I had just flopped on my hotel room bed, not even bothering to take off my clothes, when the phone rang. My boss from DEA headquarters in Washington.

“You’re going to have a visitor,” he told me, looking nettled in the tiny phone screen. “Her name will be Jones. Listen to what she has to tell you and act accordingly.”

“A visitor?” I mumbled, feeling thick-headed, confused. “Who? Why?”

My boss doesn’t nettle easily, but he sure looked ticked off. “She’ll explain it all to you. And this is the last goddamned time I let you or any other of my people go off on detached duty to help some other agency!”

With that, he cut off the connection. I was looking at a blank phone screen, wondering what on earth was going on.

The phone buzzed again. This time it was Hector.

“I just got a phone call from my group commander at Eglin,” he said. “Some really weird shit has hit the fan, Ramona. I’m under orders to stay here in Panama with you until we meet with some woman named Jones.”

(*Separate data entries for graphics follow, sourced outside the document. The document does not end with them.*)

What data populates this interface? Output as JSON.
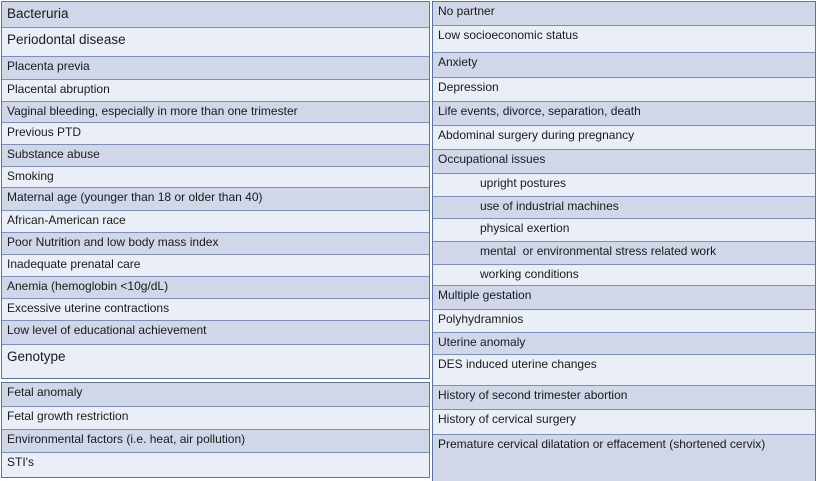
{
  "colors": {
    "row_blue": "#cfd7e8",
    "row_light": "#e9eef7",
    "inner_border": "#7d90bd",
    "outer_border": "#5c73a6",
    "text": "#1a1a1a",
    "background": "#ffffff"
  },
  "table": {
    "left_column": {
      "sections": [
        {
          "rows": [
            {
              "text": "Bacteruria",
              "emphasis": true
            },
            {
              "text": "Periodontal disease",
              "emphasis": true
            },
            {
              "text": "Placenta previa"
            },
            {
              "text": "Placental abruption"
            },
            {
              "text": "Vaginal bleeding, especially in more than one trimester"
            },
            {
              "text": "Previous PTD"
            },
            {
              "text": "Substance abuse"
            },
            {
              "text": "Smoking"
            },
            {
              "text": "Maternal age (younger than 18 or older than 40)"
            },
            {
              "text": "African-American race"
            },
            {
              "text": "Poor Nutrition and low body mass index"
            },
            {
              "text": "Inadequate prenatal care"
            },
            {
              "text": "Anemia (hemoglobin <10g/dL)"
            },
            {
              "text": "Excessive uterine contractions"
            },
            {
              "text": "Low level of educational achievement"
            },
            {
              "text": "Genotype",
              "emphasis": true
            }
          ]
        },
        {
          "rows": [
            {
              "text": "Fetal anomaly"
            },
            {
              "text": "Fetal growth restriction"
            },
            {
              "text": "Environmental factors (i.e. heat, air pollution)"
            },
            {
              "text": "STI's"
            }
          ]
        }
      ]
    },
    "right_column": {
      "rows": [
        {
          "text": "No partner"
        },
        {
          "text": "Low socioeconomic status"
        },
        {
          "text": "Anxiety"
        },
        {
          "text": "Depression"
        },
        {
          "text": "Life events, divorce, separation, death"
        },
        {
          "text": "Abdominal surgery during pregnancy"
        },
        {
          "text": "Occupational issues"
        },
        {
          "text": "upright postures",
          "indent": true
        },
        {
          "text": "use of industrial machines",
          "indent": true
        },
        {
          "text": "physical exertion",
          "indent": true
        },
        {
          "text": "mental  or environmental stress related work",
          "indent": true
        },
        {
          "text": "working conditions",
          "indent": true
        },
        {
          "text": "Multiple gestation"
        },
        {
          "text": "Polyhydramnios"
        },
        {
          "text": "Uterine anomaly"
        },
        {
          "text": "DES induced uterine changes"
        },
        {
          "text": "History of second trimester abortion"
        },
        {
          "text": "History of cervical surgery"
        },
        {
          "text": "Premature cervical dilatation or effacement (shortened cervix)"
        }
      ]
    }
  }
}
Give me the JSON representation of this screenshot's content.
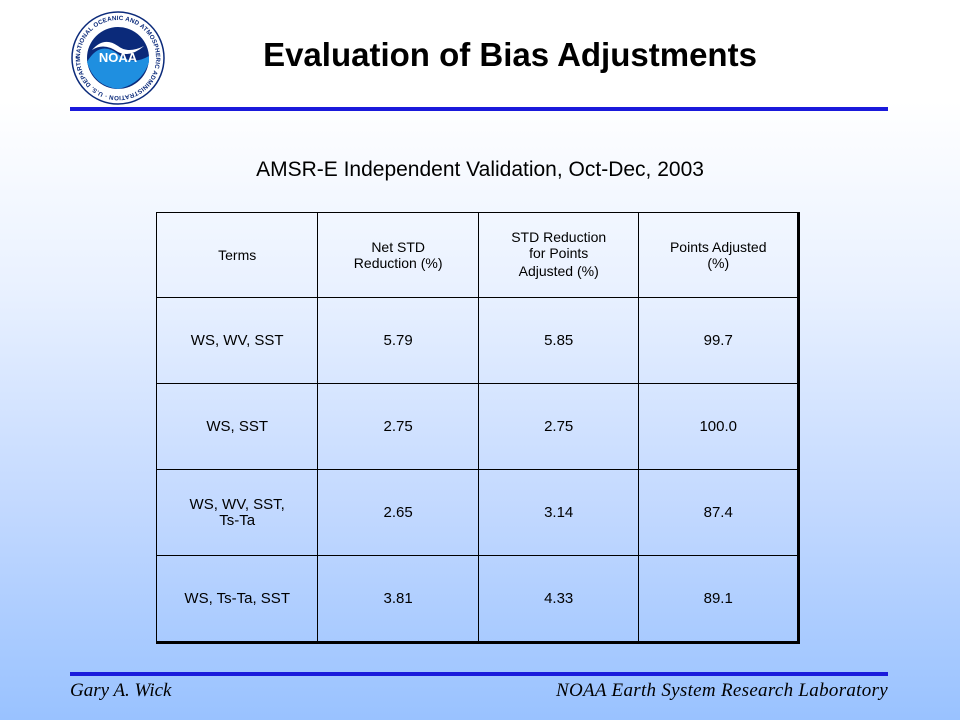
{
  "logo": {
    "text": "NOAA",
    "ring_text": "NATIONAL OCEANIC AND ATMOSPHERIC ADMINISTRATION · U.S. DEPARTMENT OF COMMERCE"
  },
  "header": {
    "title": "Evaluation of Bias Adjustments"
  },
  "subtitle": "AMSR-E Independent Validation, Oct-Dec, 2003",
  "table": {
    "headers": [
      {
        "line1": "Terms",
        "line2": "",
        "line3": ""
      },
      {
        "line1": "Net STD",
        "line2": "Reduction (%)",
        "line3": ""
      },
      {
        "line1": "STD Reduction",
        "line2": "for Points",
        "line3": "Adjusted (%)"
      },
      {
        "line1": "Points Adjusted",
        "line2": "(%)",
        "line3": ""
      }
    ],
    "rows": [
      {
        "terms_line1": "WS, WV, SST",
        "terms_line2": "",
        "net": "5.79",
        "std": "5.85",
        "points": "99.7"
      },
      {
        "terms_line1": "WS, SST",
        "terms_line2": "",
        "net": "2.75",
        "std": "2.75",
        "points": "100.0"
      },
      {
        "terms_line1": "WS, WV, SST,",
        "terms_line2": "Ts-Ta",
        "net": "2.65",
        "std": "3.14",
        "points": "87.4"
      },
      {
        "terms_line1": "WS, Ts-Ta, SST",
        "terms_line2": "",
        "net": "3.81",
        "std": "4.33",
        "points": "89.1"
      }
    ]
  },
  "footer": {
    "author": "Gary A. Wick",
    "organization": "NOAA Earth System Research Laboratory"
  },
  "colors": {
    "rule": "#1a1adb",
    "logo_blue": "#1f5fbf",
    "logo_navy": "#0b2a7a"
  }
}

“I got the same orders from my boss,” I told him.

Hector’s darkly handsome face went into brooding mode. “I don’t like the sound of this,” he muttered.

“Neither do I,” I confessed.

We didn’t have long to wait. Ms. Jones arrived bright and early the following morning. In fact, Hector and I were having breakfast together in the hotel’s nearly-empty dining room, trying to guess what was going on, when she sauntered in.

She didn’t hesitate a moment, just walked right up to our table and sat down, as if she’d been studying photographs of us for the past week or two.

“Adrienne Jones,” she said, opening her black leather shoulder bag and pulling out a leather-encased laminated ID card. It said she was with the U.S. Department of State.